The SPARK Institute has issued a “Compliance Alert” regarding potential disclosure problems and fiduciary issues for retirement plan sponsors and certain providers of plan investment options, said Larry Goldbrum, General Counsel. The Institute also announced that it has begun an initiative to help address the disclosure issues.
“Under the Department of Labor’s (“DOL”) participant disclosure regulations, plan sponsors are required to provide participants with information about all of their plans’ investment options in a single chart or similar format to facilitate the comparison of each option offered under the plans,” Goldbrum said.
“However, many investment managers and providers of non-registered investments, such as bank collective funds, separately managed accounts and annuities, may be surprised that they will have to make significant new information available in order for plan sponsors to comply with the new regulations.”

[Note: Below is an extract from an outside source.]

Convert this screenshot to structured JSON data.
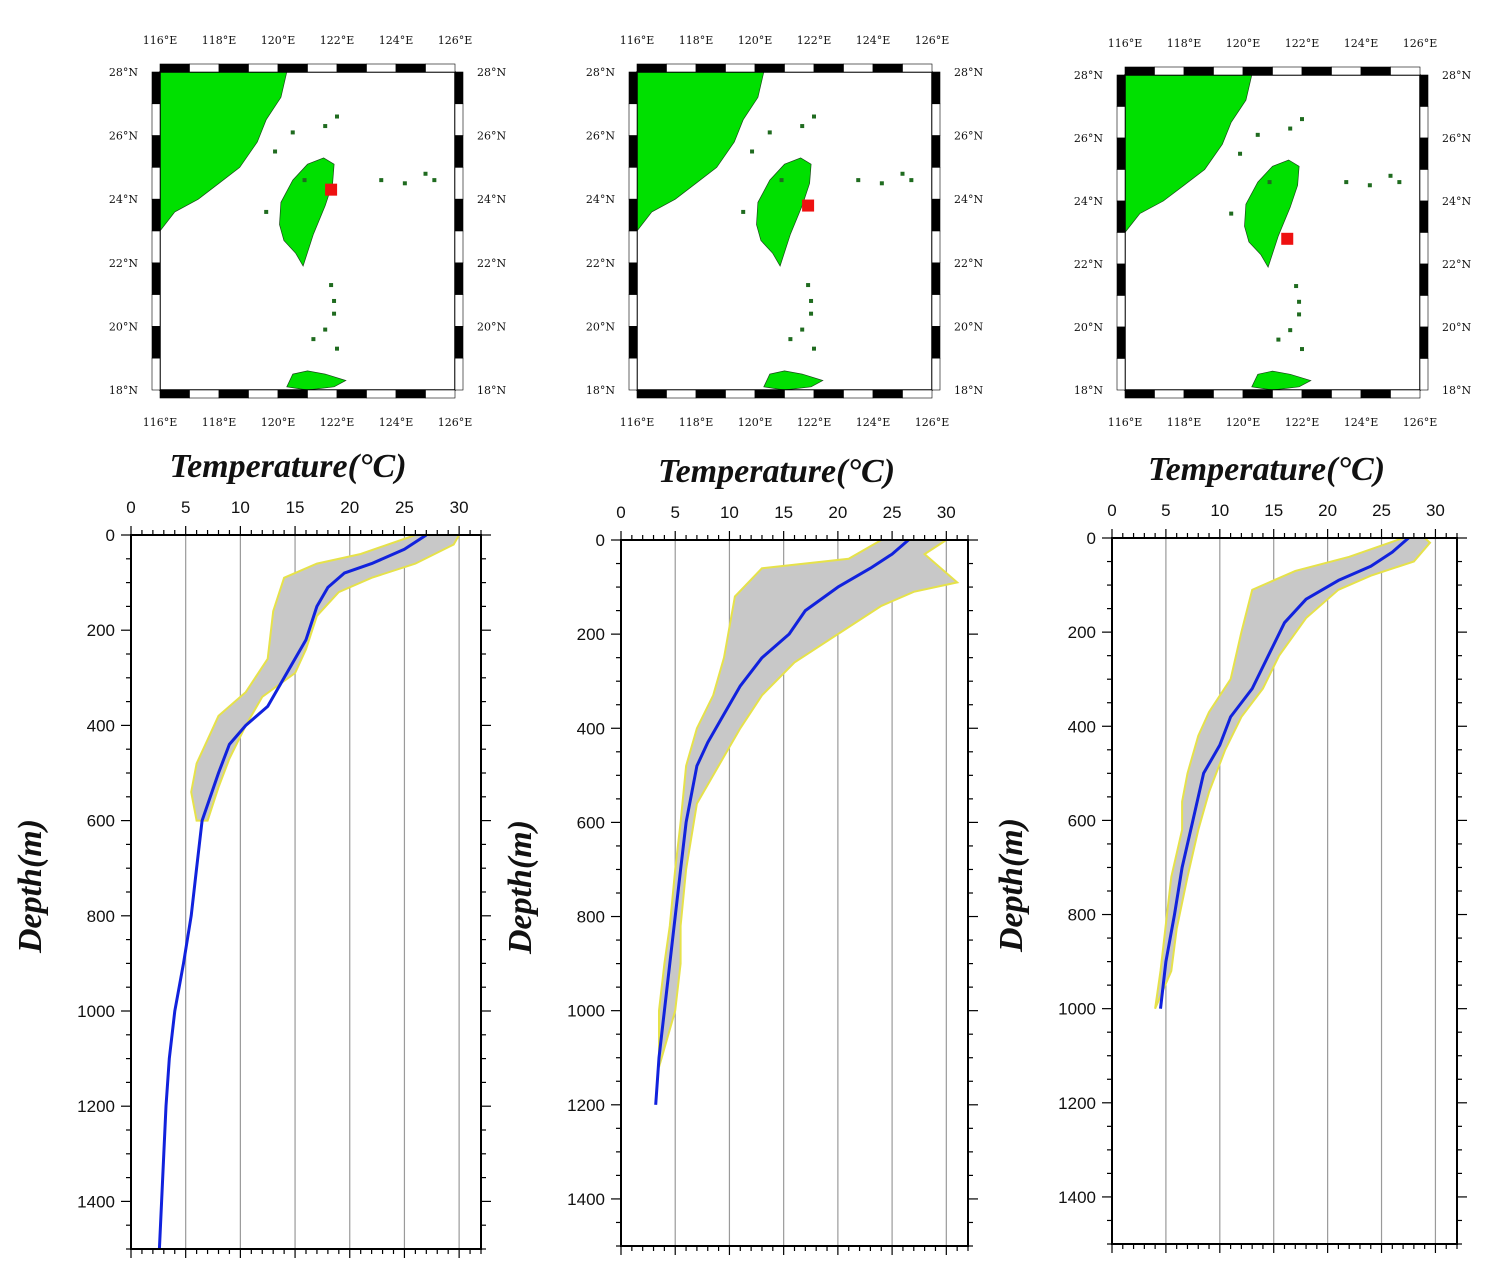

“Some non-registered investment providers may not have the information readily available, and developing the information and cost-effective methods for providing it to plan sponsors and plan record keepers could be complex and time consuming.” Goldbrum added. The Compliance Alert is posted on The SPARK Institute website.

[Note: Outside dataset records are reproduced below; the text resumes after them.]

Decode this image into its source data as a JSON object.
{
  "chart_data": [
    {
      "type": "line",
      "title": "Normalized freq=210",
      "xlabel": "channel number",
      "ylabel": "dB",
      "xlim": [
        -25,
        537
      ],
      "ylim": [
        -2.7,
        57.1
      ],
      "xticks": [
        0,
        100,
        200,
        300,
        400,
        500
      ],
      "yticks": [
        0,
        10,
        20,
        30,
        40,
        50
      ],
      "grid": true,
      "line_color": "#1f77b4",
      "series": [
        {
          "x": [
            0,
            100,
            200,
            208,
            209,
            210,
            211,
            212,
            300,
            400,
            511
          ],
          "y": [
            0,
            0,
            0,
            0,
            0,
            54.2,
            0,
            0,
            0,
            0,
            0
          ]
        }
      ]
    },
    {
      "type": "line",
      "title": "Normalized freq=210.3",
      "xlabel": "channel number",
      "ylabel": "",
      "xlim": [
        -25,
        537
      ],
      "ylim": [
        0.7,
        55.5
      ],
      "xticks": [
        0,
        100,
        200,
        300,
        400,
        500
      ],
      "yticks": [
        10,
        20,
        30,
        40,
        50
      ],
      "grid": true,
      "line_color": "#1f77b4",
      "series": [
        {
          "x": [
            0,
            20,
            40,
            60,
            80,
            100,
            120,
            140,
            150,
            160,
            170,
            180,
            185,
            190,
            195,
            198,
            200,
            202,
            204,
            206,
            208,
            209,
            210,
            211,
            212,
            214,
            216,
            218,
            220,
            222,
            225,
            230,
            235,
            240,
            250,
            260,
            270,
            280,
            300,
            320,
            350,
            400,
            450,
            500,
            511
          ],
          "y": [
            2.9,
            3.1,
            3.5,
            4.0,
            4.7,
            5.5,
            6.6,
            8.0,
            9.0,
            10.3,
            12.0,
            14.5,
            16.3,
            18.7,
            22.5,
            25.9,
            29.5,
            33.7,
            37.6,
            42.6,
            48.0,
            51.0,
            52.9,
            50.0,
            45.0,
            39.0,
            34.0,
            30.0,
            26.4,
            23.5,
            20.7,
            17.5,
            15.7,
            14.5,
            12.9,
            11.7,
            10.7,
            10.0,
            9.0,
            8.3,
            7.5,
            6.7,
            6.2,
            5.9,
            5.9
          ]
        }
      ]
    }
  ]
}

Goldbrum noted that plan sponsors face potentially significant fiduciary issues if an investment provider is unable or unwilling to provide the information that the plan needs in order to comply with the rule. “Plan sponsors should act now to ensure that their non-registered investment providers are preparing the information needed,” he stressed.
“Although the regulation states that plan sponsors can rely on the information provided to them by a third party, one has to question the prudence and soundness of a decision to continue offering a fund that is unwilling or unable to provide information that the DOL has stated should be provided to participants,” he said.
As a result, Goldbrum said plan sponsors may be put in the position of having to drop an investment option if the investment provider cannot supply the information that is required. The SPARK Institute has begun a new initiative to develop data standards for retirement plan record keepers and non-registered investment fund providers to enable them to electronically share information with each other and with existing investment information aggregators.
“We are leveraging the experience and expertise we have from developing information sharing standards for 403(b) plans and lifetime income solutions to identify that data that should be shared and establish the formats and protocol for sharing it,” Goldbrum said.